The right diet

Bronwyn Schweigerdt

Photo By ANNE STOKES

Meet Fiber Girl. She’s here to save you from dumpiness, discomfort, disease and death. Her alter ego, Bronwyn Schweigerdt, is a teacher, author and speaker on matters of nutrition. She holds a master’s degree from Tufts University’s school of nutrition, and has written two books. One of them, The Undiet: Painless Baby Steps to Permanent Weight Loss (Without a Day on a Diet), lightheartedly teaches how to make easy lifestyle changes.

Are you vegan?

No, I’m not completely vegan. I’m not out to make the world vegan necessarily, but I’d like everyone to be more vegan.

How often would you recommend people have meat or dairy?

I would say, look at the rest of the world. [Elsewhere], it’s a luxury, and meat’s very, very expensive. And a lot of it in the United States is so subsidized that we really don’t know the real cost. It’s a luxury item, so I would make it as a luxury item in your diet as well.

Why did you go to school for nutrition?

Well, I believe I started studying nutrition because I wanted to save the world. I saw so many people getting diseases like heart disease, high blood pressure and diabetes at such young ages, and knowing that it’s absolutely preventable—and absolutely reversible, even—it just really motivated me to study nutrition and to help people.

You are depicted as a superhero on the cover of one of your books.

Absolutely!

So why and when did you write your first book?

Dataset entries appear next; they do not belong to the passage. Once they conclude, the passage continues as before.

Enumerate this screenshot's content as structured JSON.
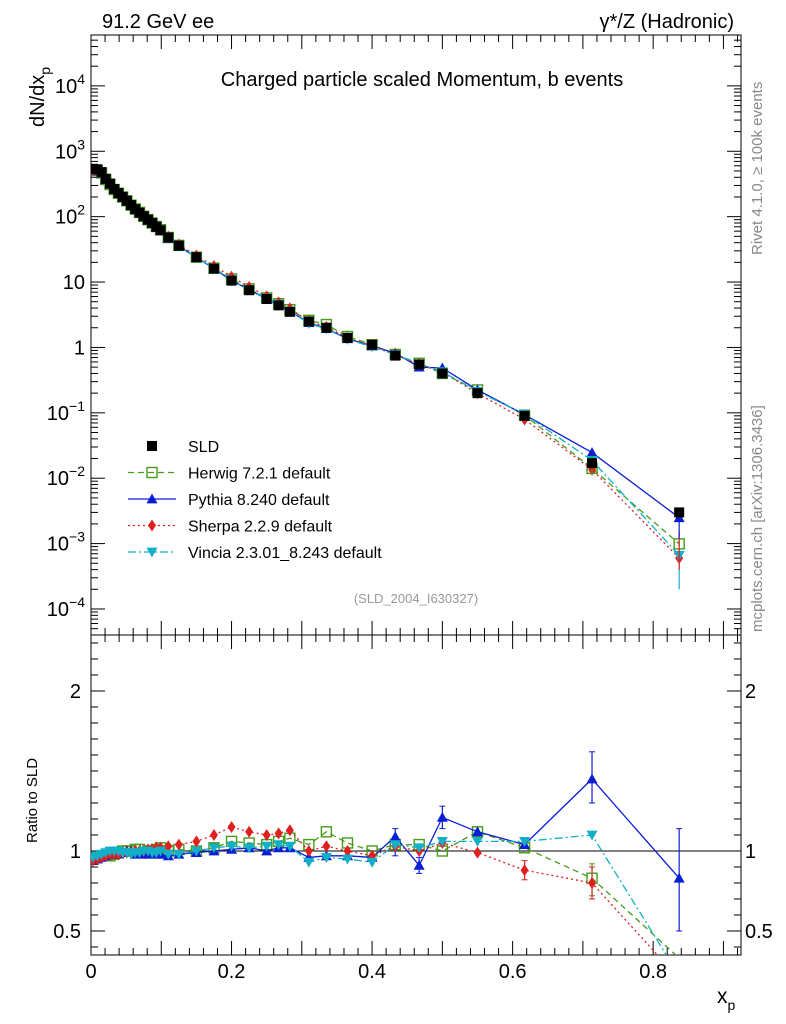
{
  "header": {
    "left": "91.2 GeV ee",
    "right": "γ*/Z (Hadronic)"
  },
  "side": {
    "top": "Rivet 4.1.0, ≥ 100k events",
    "bottom": "mcplots.cern.ch [arXiv:1306.3436]"
  },
  "chart_data": {
    "type": "line",
    "title": "Charged particle scaled Momentum, b events",
    "watermark": "(SLD_2004_I630327)",
    "ylabel": "dN/dx",
    "ylabel_sub": "p",
    "xlabel": "x",
    "xlabel_sub": "p",
    "ratio_ylabel": "Ratio to SLD",
    "ylog": true,
    "ylim": [
      4e-05,
      60000
    ],
    "xlim": [
      0,
      0.925
    ],
    "ratio_ylim": [
      0.35,
      2.35
    ],
    "y_ticks": [
      {
        "value": 0.0001,
        "base": "10",
        "exp": "−4"
      },
      {
        "value": 0.001,
        "base": "10",
        "exp": "−3"
      },
      {
        "value": 0.01,
        "base": "10",
        "exp": "−2"
      },
      {
        "value": 0.1,
        "base": "10",
        "exp": "−1"
      },
      {
        "value": 1,
        "base": "1",
        "exp": ""
      },
      {
        "value": 10,
        "base": "10",
        "exp": ""
      },
      {
        "value": 100,
        "base": "10",
        "exp": "2"
      },
      {
        "value": 1000,
        "base": "10",
        "exp": "3"
      },
      {
        "value": 10000,
        "base": "10",
        "exp": "4"
      }
    ],
    "x_ticks": [
      {
        "value": 0,
        "label": "0"
      },
      {
        "value": 0.2,
        "label": "0.2"
      },
      {
        "value": 0.4,
        "label": "0.4"
      },
      {
        "value": 0.6,
        "label": "0.6"
      },
      {
        "value": 0.8,
        "label": "0.8"
      }
    ],
    "ratio_ticks": [
      {
        "value": 0.5,
        "label": "0.5"
      },
      {
        "value": 1,
        "label": "1"
      },
      {
        "value": 2,
        "label": "2"
      }
    ],
    "x": [
      0.003,
      0.009,
      0.015,
      0.021,
      0.027,
      0.033,
      0.039,
      0.045,
      0.051,
      0.057,
      0.063,
      0.069,
      0.075,
      0.081,
      0.087,
      0.093,
      0.099,
      0.11,
      0.125,
      0.15,
      0.175,
      0.2,
      0.225,
      0.25,
      0.267,
      0.283,
      0.31,
      0.335,
      0.365,
      0.4,
      0.433,
      0.467,
      0.5,
      0.55,
      0.617,
      0.713,
      0.837
    ],
    "data": {
      "name": "SLD",
      "values": [
        540,
        530,
        480,
        380,
        320,
        265,
        230,
        200,
        175,
        150,
        130,
        115,
        102,
        90,
        80,
        70,
        62,
        48,
        36,
        24,
        16,
        10.5,
        7.5,
        5.5,
        4.4,
        3.5,
        2.5,
        2.0,
        1.4,
        1.1,
        0.75,
        0.55,
        0.4,
        0.2,
        0.09,
        0.017,
        0.003
      ]
    },
    "series": [
      {
        "name": "Herwig 7.2.1 default",
        "color": "#4a9a1a",
        "dash": "6,4",
        "marker": "square-open",
        "ratios": [
          0.95,
          0.96,
          0.97,
          0.97,
          0.97,
          0.98,
          0.99,
          1.0,
          1.0,
          1.0,
          1.01,
          1.01,
          0.99,
          1.0,
          1.0,
          1.01,
          1.02,
          1.0,
          1.01,
          1.0,
          1.02,
          1.06,
          1.05,
          1.04,
          1.06,
          1.08,
          1.04,
          1.12,
          1.05,
          1.0,
          1.04,
          1.04,
          1.0,
          1.12,
          1.02,
          0.83,
          0.33
        ]
      },
      {
        "name": "Pythia 8.240 default",
        "color": "#0a1ed6",
        "dash": "",
        "marker": "triangle-up",
        "ratios": [
          0.94,
          0.95,
          0.96,
          0.97,
          0.98,
          0.98,
          0.98,
          0.99,
          1.0,
          1.0,
          0.98,
          0.99,
          0.98,
          0.98,
          0.99,
          0.98,
          0.98,
          0.97,
          0.98,
          0.99,
          1.0,
          1.01,
          1.02,
          1.0,
          1.02,
          1.02,
          0.96,
          0.97,
          0.97,
          0.96,
          1.09,
          0.91,
          1.21,
          1.12,
          1.04,
          1.45,
          0.83
        ]
      },
      {
        "name": "Sherpa 2.2.9 default",
        "color": "#e02020",
        "dash": "2,3",
        "marker": "diamond",
        "ratios": [
          0.94,
          0.95,
          0.96,
          0.97,
          0.98,
          0.98,
          0.98,
          0.99,
          0.99,
          0.99,
          1.0,
          1.0,
          1.0,
          1.01,
          1.01,
          1.02,
          1.02,
          1.03,
          1.04,
          1.06,
          1.1,
          1.15,
          1.12,
          1.1,
          1.11,
          1.13,
          1.0,
          1.03,
          1.0,
          0.97,
          1.03,
          1.0,
          1.05,
          0.99,
          0.88,
          0.8,
          0.2
        ]
      },
      {
        "name": "Vincia 2.3.01_8.243 default",
        "color": "#12b0c8",
        "dash": "8,3,2,3",
        "marker": "triangle-down",
        "ratios": [
          0.96,
          0.97,
          0.98,
          0.99,
          1.0,
          1.0,
          1.0,
          0.99,
          0.99,
          0.98,
          0.99,
          0.99,
          1.0,
          1.0,
          0.99,
          0.99,
          1.0,
          0.98,
          0.98,
          1.0,
          1.02,
          1.03,
          1.02,
          1.03,
          1.04,
          1.03,
          0.93,
          0.96,
          0.95,
          0.93,
          1.04,
          1.02,
          1.06,
          1.06,
          1.06,
          1.1,
          0.22
        ]
      }
    ],
    "legend": [
      "SLD",
      "Herwig 7.2.1 default",
      "Pythia 8.240 default",
      "Sherpa 2.2.9 default",
      "Vincia 2.3.01_8.243 default"
    ]
  }
}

The first book I wrote in 2002, and I was teaching at the junior college, [Sacramento City College], at the time. … I’d had so many students have amazing experiences where their blood pressure went down during the class, or they’d lost weight or their diabetes was in check. That’s what prompted me to publish the first book, just to get the message out to more people.

Where do you teach now?

I teach at CalPERS now; I teach the employees there.

People liked your first book?

It started selling like crazy. … We sold probably 12,000.

Describe what it’s about.

Free to Eat is largely on weight loss, but through that context it’s mainly a high-fiber diet. I cover preventing type 2 diabetes, which is totally doable; lowering blood pressure; preventing cancer and osteoperosis. I talk about why beans are the new meat, why dairy is scary.

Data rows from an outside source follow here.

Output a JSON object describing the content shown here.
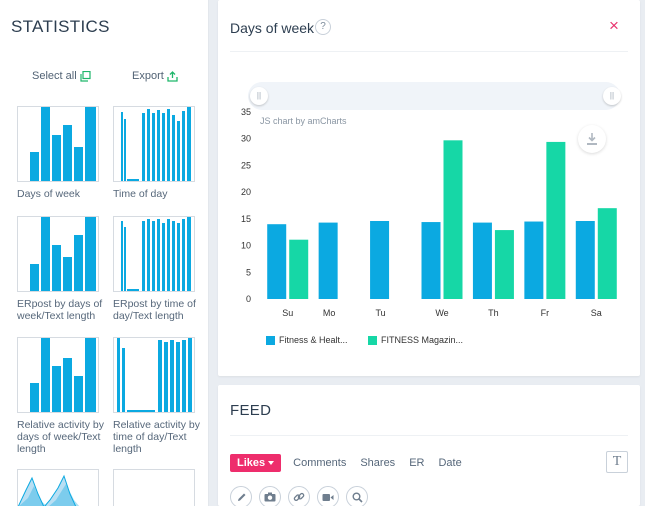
{
  "statistics": {
    "title": "STATISTICS",
    "select_all": "Select all",
    "export": "Export",
    "thumbnails": [
      {
        "label": "Days of week"
      },
      {
        "label": "Time of day"
      },
      {
        "label": "ERpost by days of week/Text length"
      },
      {
        "label": "ERpost by time of day/Text length"
      },
      {
        "label": "Relative activity by days of week/Text length"
      },
      {
        "label": "Relative activity by time of day/Text length"
      }
    ]
  },
  "days_card": {
    "title": "Days of week",
    "help": "?",
    "close": "×",
    "credit": "JS chart by amCharts"
  },
  "chart_data": {
    "type": "bar",
    "categories": [
      "Su",
      "Mo",
      "Tu",
      "We",
      "Th",
      "Fr",
      "Sa"
    ],
    "series": [
      {
        "name": "Fitness & Healt...",
        "color": "#0ba9e1",
        "values": [
          14,
          14.3,
          14.6,
          14.4,
          14.3,
          14.5,
          14.6
        ]
      },
      {
        "name": "FITNESS Magazin...",
        "color": "#16d7a6",
        "values": [
          11.1,
          0,
          0,
          29.7,
          12.9,
          29.4,
          17
        ]
      }
    ],
    "y_ticks": [
      "35",
      "30",
      "25",
      "20",
      "15",
      "10",
      "5",
      "0"
    ],
    "ylim": [
      0,
      35
    ],
    "grid": false,
    "legend": "bottom-left"
  },
  "feed": {
    "title": "FEED",
    "tabs": [
      {
        "label": "Likes",
        "active": true
      },
      {
        "label": "Comments"
      },
      {
        "label": "Shares"
      },
      {
        "label": "ER"
      },
      {
        "label": "Date"
      }
    ],
    "text_button": "T",
    "tools": [
      "pencil-icon",
      "camera-icon",
      "link-icon",
      "video-icon",
      "search-icon"
    ]
  },
  "colors": {
    "accent": "#ee2d6c",
    "series1": "#0ba9e1",
    "series2": "#16d7a6",
    "export_icon": "#1fb66b"
  }
}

What do you lecture about?

I remember I recently did a lecture on lowering blood pressure, and one of the women afterward was talking to another woman right in front me, and she said, “That rocked my world!”

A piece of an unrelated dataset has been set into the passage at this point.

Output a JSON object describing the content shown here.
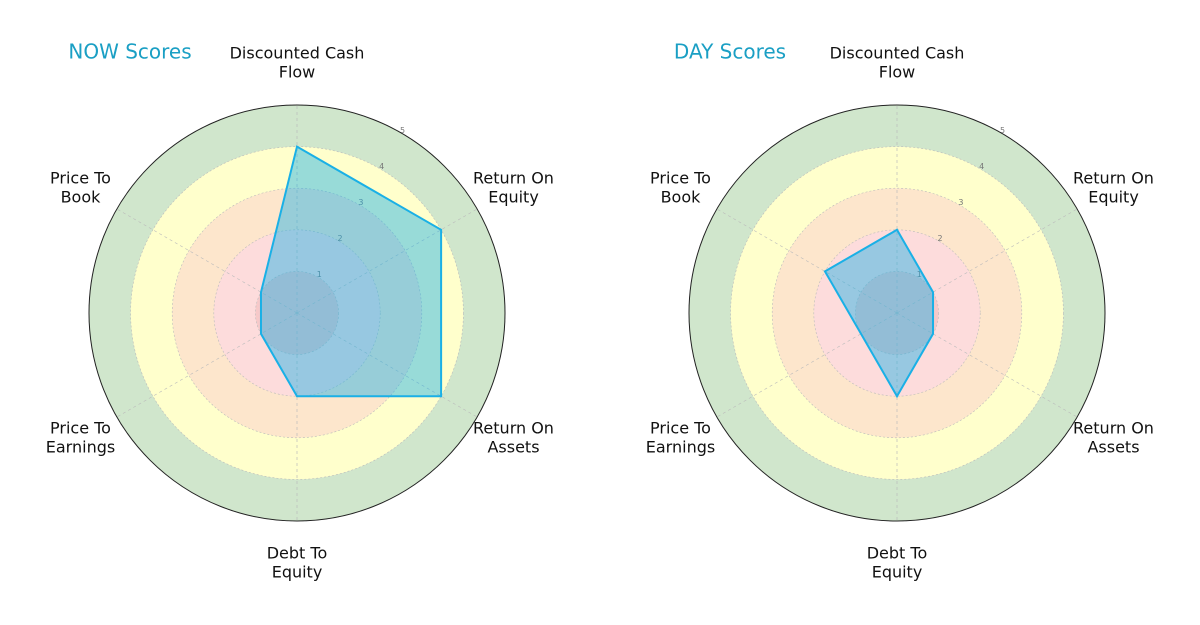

You know, most people have never really heard the types of things they hear from me, and they’ll say, “You know, that’s not what I learned at Kaiser [Permanente],” or they’ll say, “I’ve always heard something completely different.” And when they do make those changes, I’ve heard about how some people have, for example, lost 54 pounds and kept it off. … People have been able to discontinue their diabetes medication, [or] their blood pressure has gone way down. So this is what keeps me going. Hearing these testimonials over and over and over. It makes me feel really good because it works.

Do you have any children?

Yes, I have a daughter and a husband.

What is your daughter’s diet like?

My daughter is pretty much a vegan—and she’s always been, pretty much since I weaned her. The hard part is staying away from candy. … The advice would be that legumes are wonderful sources of protein for growing kids, and a lot of kids just love beans or things like hummus. They love nuts, and nuts are so good for them. They love peanut butter, almond butter; lots of kids love lentils. Make your own trail mix, and invite your kid to help make it, and put the kind of stuff they want in it. And as they make it and make those decisions, it’ll help them want to eat it. And remember that fruits are just as nourishing as vegetables, and a lot of kids will eat fruits [if] they don’t like vegetables, and a lot of what we think of as vegetables actually are fruits—tomatoes, avocados, squash.

Did she always want to eat what you put on the table?

Yeah, because I make her diet a pretty simple one and don’t give her a lot of choices. And we wait to eat until she’s really hungry.